C. Physiology of the Esophagus
1. The esophagus contains an upper
and a lower esophageal sphincter.
2. During the esophageal stage of
swallowing progressive contractions of the muscularis
push the bolus onward. There propulsive contractions are termed peristalsis.
VIII. STOMACH
A. Introduction
1. The stomach is a J-shaped
enlargement of the GI tract that begins at the bottom of the esophagus and ends
at the pyloric sphincter.
2. It serves as a mixing and holding
area for food, begins the digestion of proteins, and continues the digestion of
triglycerides, converting a bolus to a liquid called chyme.
It can also absorb some substances.
B. Anatomy of the Stomach
1. The gross anatomical subdivisions of
the stomach include the cardia, fundus, body, and pylorus.
2. When the stomach is empty, the mucosa
lies in folds called rugae.
C. Histology of the Stomach
1. The surface of the mucosa is a
layer of simple columnar epithelial cells and surface mucous cells.
a. Epithelial cells extend down into the
lamina propria forming gastric pits and gastric
glands.
b. The gastric glands consist of three
types of exocrine glands: mucous neck cells (secrete mucous), chief or
zymogenic cells (secrete pepsinogen and gastric lipase), and parietal cells (secrete HCl
and intrinsic factor).
c. Gastric glands also contain enteroendocrine cells which are hormone producing cells. G cells
secrete the hormone gastrin into the bloodstream.
2. The submucosa
is composed of areolar connective tissue.
3. The muscularis
has three layers of smooth muscle: longitudinal, circular, and an inner oblique
layer.
4. The serosa
is a part of the visceral peritoneum.
a. At the lesser curvature, the visceral
peritoneum becomes the lesser omentum.
b. At the greater curvature, the
visceral peritoneum becomes the greater omentum.
D. Mechanical and Chemical Digestion in
the Stomach
1. Mechanical digestion consists of peristaltic movements
called mixing waves.
2. Chemical Digestion
a. Chemical digestion consists mostly of the conversion of
proteins into peptides by pepsin, an enzyme that is most effective in
the very acidic environment (pH 2) of the stomach. The acid (HCl) is secreted by the stomach’s parietal cells. Pepsin is
secreted as pepsinogen and is converted to pepsin by HCl. This prevents
the pepsin from destroying the chief cells that secrete it.
b.

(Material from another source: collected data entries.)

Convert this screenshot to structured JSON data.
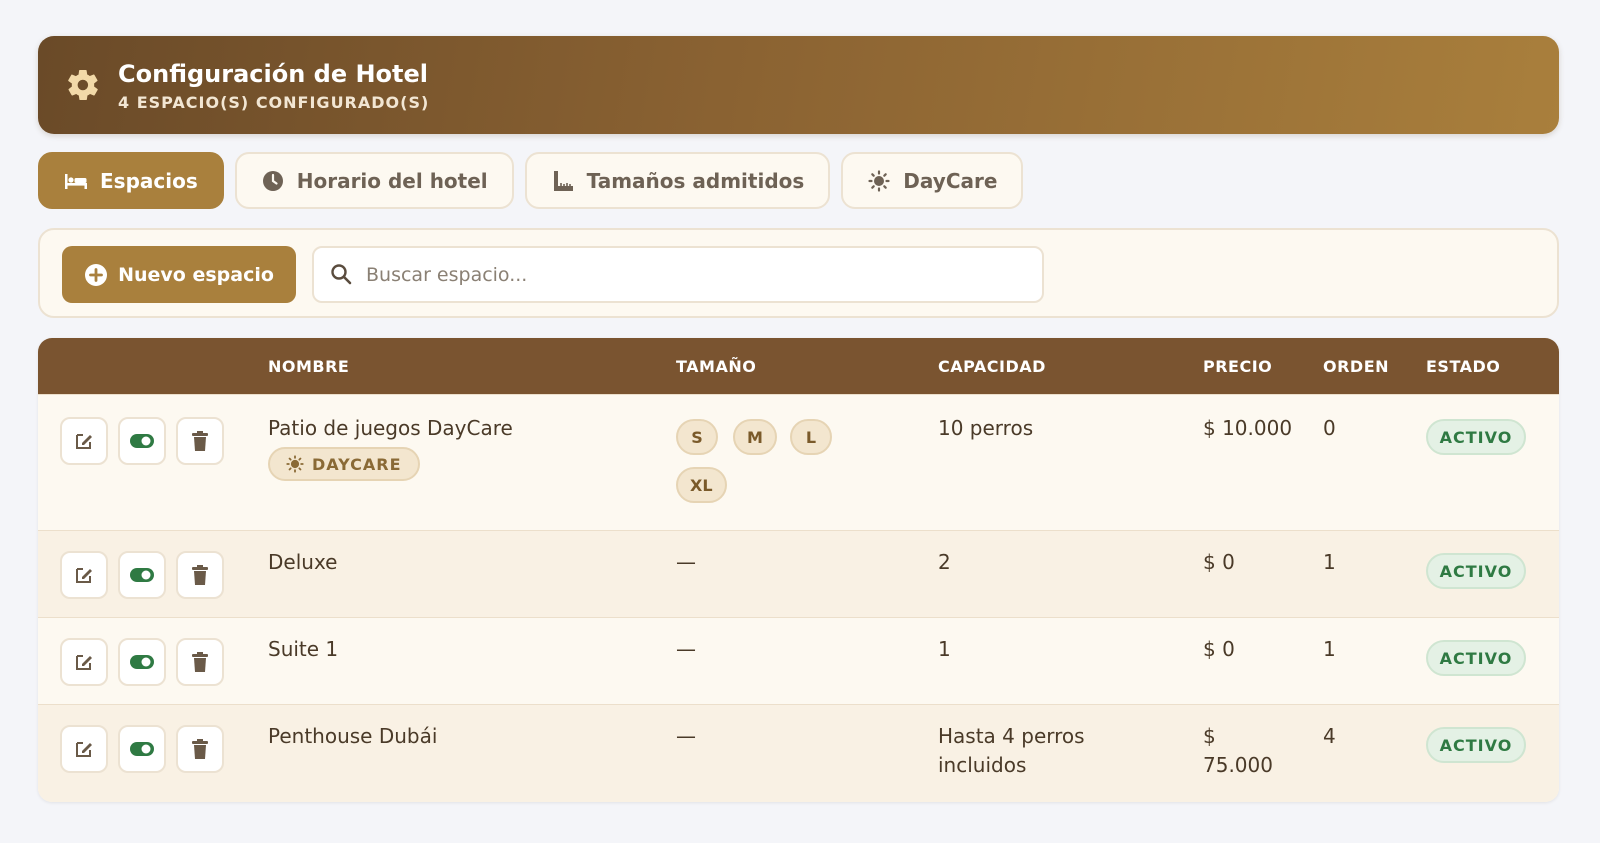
{
  "header": {
    "title": "Configuración de Hotel",
    "subtitle": "4 ESPACIO(S) CONFIGURADO(S)",
    "icon": "gear-icon"
  },
  "tabs": [
    {
      "label": "Espacios",
      "icon": "bed-icon",
      "active": true
    },
    {
      "label": "Horario del hotel",
      "icon": "clock-icon",
      "active": false
    },
    {
      "label": "Tamaños admitidos",
      "icon": "ruler-icon",
      "active": false
    },
    {
      "label": "DayCare",
      "icon": "sun-icon",
      "active": false
    }
  ],
  "toolbar": {
    "new_label": "Nuevo espacio",
    "search_placeholder": "Buscar espacio..."
  },
  "table": {
    "columns": {
      "nombre": "NOMBRE",
      "tamano": "TAMAÑO",
      "capacidad": "CAPACIDAD",
      "precio": "PRECIO",
      "orden": "ORDEN",
      "estado": "ESTADO"
    },
    "rows": [
      {
        "nombre": "Patio de juegos DayCare",
        "tag": "DAYCARE",
        "sizes": [
          "S",
          "M",
          "L",
          "XL"
        ],
        "capacidad": "10 perros",
        "precio": "$ 10.000",
        "orden": "0",
        "estado": "ACTIVO"
      },
      {
        "nombre": "Deluxe",
        "tamano": "—",
        "capacidad": "2",
        "precio": "$ 0",
        "orden": "1",
        "estado": "ACTIVO"
      },
      {
        "nombre": "Suite 1",
        "tamano": "—",
        "capacidad": "1",
        "precio": "$ 0",
        "orden": "1",
        "estado": "ACTIVO"
      },
      {
        "nombre": "Penthouse Dubái",
        "tamano": "—",
        "capacidad_line1": "Hasta 4 perros",
        "capacidad_line2": "incluidos",
        "precio_line1": "$",
        "precio_line2": "75.000",
        "orden": "4",
        "estado": "ACTIVO"
      }
    ]
  },
  "colors": {
    "brand": "#a9803d",
    "header_dark": "#7a5430",
    "status_green": "#2f7a43"
  }
}
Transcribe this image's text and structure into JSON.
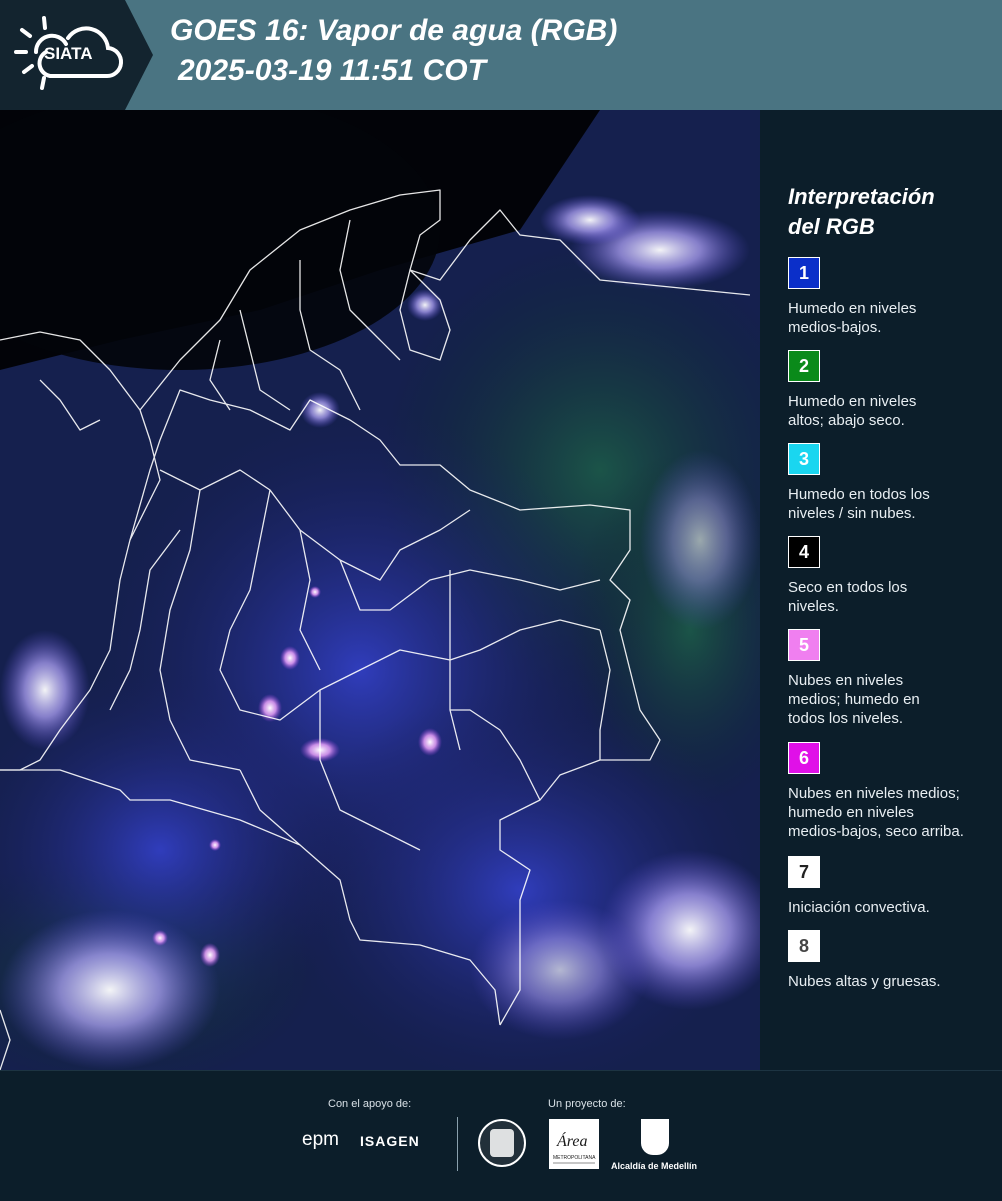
{
  "header": {
    "logo_text": "SIATA",
    "title_line1": "GOES 16: Vapor de agua (RGB)",
    "title_line2": "2025-03-19 11:51 COT"
  },
  "legend": {
    "title_line1": "Interpretación",
    "title_line2": "del RGB",
    "items": [
      {
        "number": "1",
        "color": "#0b2fc9",
        "text_color": "#ffffff",
        "desc_line1": "Humedo en niveles",
        "desc_line2": "medios-bajos.",
        "desc_line3": ""
      },
      {
        "number": "2",
        "color": "#0a8a1a",
        "text_color": "#ffffff",
        "desc_line1": "Humedo en niveles",
        "desc_line2": "altos; abajo seco.",
        "desc_line3": ""
      },
      {
        "number": "3",
        "color": "#1ad6f0",
        "text_color": "#ffffff",
        "desc_line1": "Humedo en todos los",
        "desc_line2": "niveles / sin nubes.",
        "desc_line3": ""
      },
      {
        "number": "4",
        "color": "#000000",
        "text_color": "#ffffff",
        "desc_line1": "Seco en todos los",
        "desc_line2": "niveles.",
        "desc_line3": ""
      },
      {
        "number": "5",
        "color": "#f07ff0",
        "text_color": "#ffffff",
        "desc_line1": "Nubes en niveles",
        "desc_line2": "medios; humedo en",
        "desc_line3": "todos los niveles."
      },
      {
        "number": "6",
        "color": "#e010e8",
        "text_color": "#ffffff",
        "desc_line1": "Nubes en niveles medios;",
        "desc_line2": "humedo en niveles",
        "desc_line3": "medios-bajos, seco arriba."
      },
      {
        "number": "7",
        "color": "#ffffff",
        "text_color": "#222222",
        "desc_line1": "Iniciación convectiva.",
        "desc_line2": "",
        "desc_line3": ""
      },
      {
        "number": "8",
        "color": "#ffffff",
        "text_color": "#444444",
        "desc_line1": "Nubes altas y gruesas.",
        "desc_line2": "",
        "desc_line3": ""
      }
    ]
  },
  "footer": {
    "support_label": "Con el apoyo de:",
    "project_label": "Un proyecto de:",
    "epm": "epm",
    "isagen": "ISAGEN",
    "metro_text": "Área",
    "metro_sub": "METROPOLITANA",
    "medellin": "Alcaldía de Medellín"
  },
  "colors": {
    "header_bg": "#4a7482",
    "panel_bg": "#0c1e2a"
  }
}
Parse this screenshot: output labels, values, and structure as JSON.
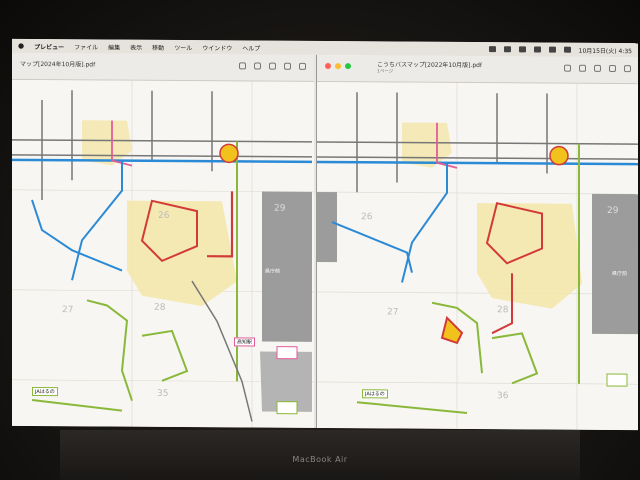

Gastric lipase splits certain
molecules in butterfat of milk into fatty acids and monoglycerides
and has a limited role in the adult stomach.
3. The stomach wall is impermeable to
most substances; however, some water, electrolytes, certain drugs (especially
aspirin), and alcohol can be absorbed through the stomach lining.
E. Regulation of Gastric Secretion and
Motility
1. Gastric secretion is regulated by nervous and hormonal
mechanisms.
2. Stimulation occurs in three
overlapping phases: cephalic (reflex), gastric, and intestinal.
3. Cephalic Phase
a. The cephalic phase consists of
reflexes initiated by sensory receptors in the head.
b. The cephalic phase stimulates gastric
secretion and motility.
3. Gastric Phase
a. The gastric phase begins when
food enters the stomach.
b. When the stomach walls are distended
or when pH increases because proteins have entered the stomach and buffered
some of the stomach acid, the stretch receptors and chemoreceptors
are activated resulting in waves of peristalsis and continual flow of gastric
juice.
c. Hormonal negative feedback also
regulates gastric secretions during the gastric phase.
1) Chemoreceptors and stretch receptors stimulate the
ANS to release acetylcholine which stimulates the release of gastrin by G cells.
2) Gastrin stimulates growth of the gastric
glands and secretion of large amounts of gastric juice. It also strengthens
contraction of the lower esophageal sphincter, increases motility of the
stomach, and relaxes the pyloric and ileocecal
sphincters.
4. Intestinal Phase
a. The intestinal phase is due to
activation of receptors in the small intestine.
b. When partially digested food enters
the small intestine, it triggers the enterogastric
reflex and the secretion of secretin and cholecystokinin (CCK) by the intestinal mucosa. The effect
is inhibition of gastric secretion.
5. Regulation of Gastric Emptying
a. Gastric emptying is the periodic release of chyme from the stomach into the duodenum.
b. Gastric emptying is stimulated by two
factors: nerve impulses in response to distention of the stomach and stomach gastrin in response to the presence of certain types of
foods.
c. Most food leaves the stomach 2-6
hours after ingestion. Carbohydrates leave earliest, followed by proteins and
then fats.
d. Gastric emptying is inhibited by the enterogastric reflex and by the hormones CCK
and secretin.
e. Vomiting is the forcible expulsion of the
contents of the upper GI tract (stomach and sometimes duodenum) through the
mouth. Prolonged vomiting, especially in infants and elderly people, can be
serious because the loss of gastric juice and fluids can lead to disturbances
in fluid and acid-base balance.
IX. PANCREAS
A. The pancreas is divided into a
head, body, and tail and is connected to the duodenum via the pancreatic duct
(duct of Wirsung) and accessory duct (duct of Santorini).
B. Pancreatic islets (islets of Langerhans)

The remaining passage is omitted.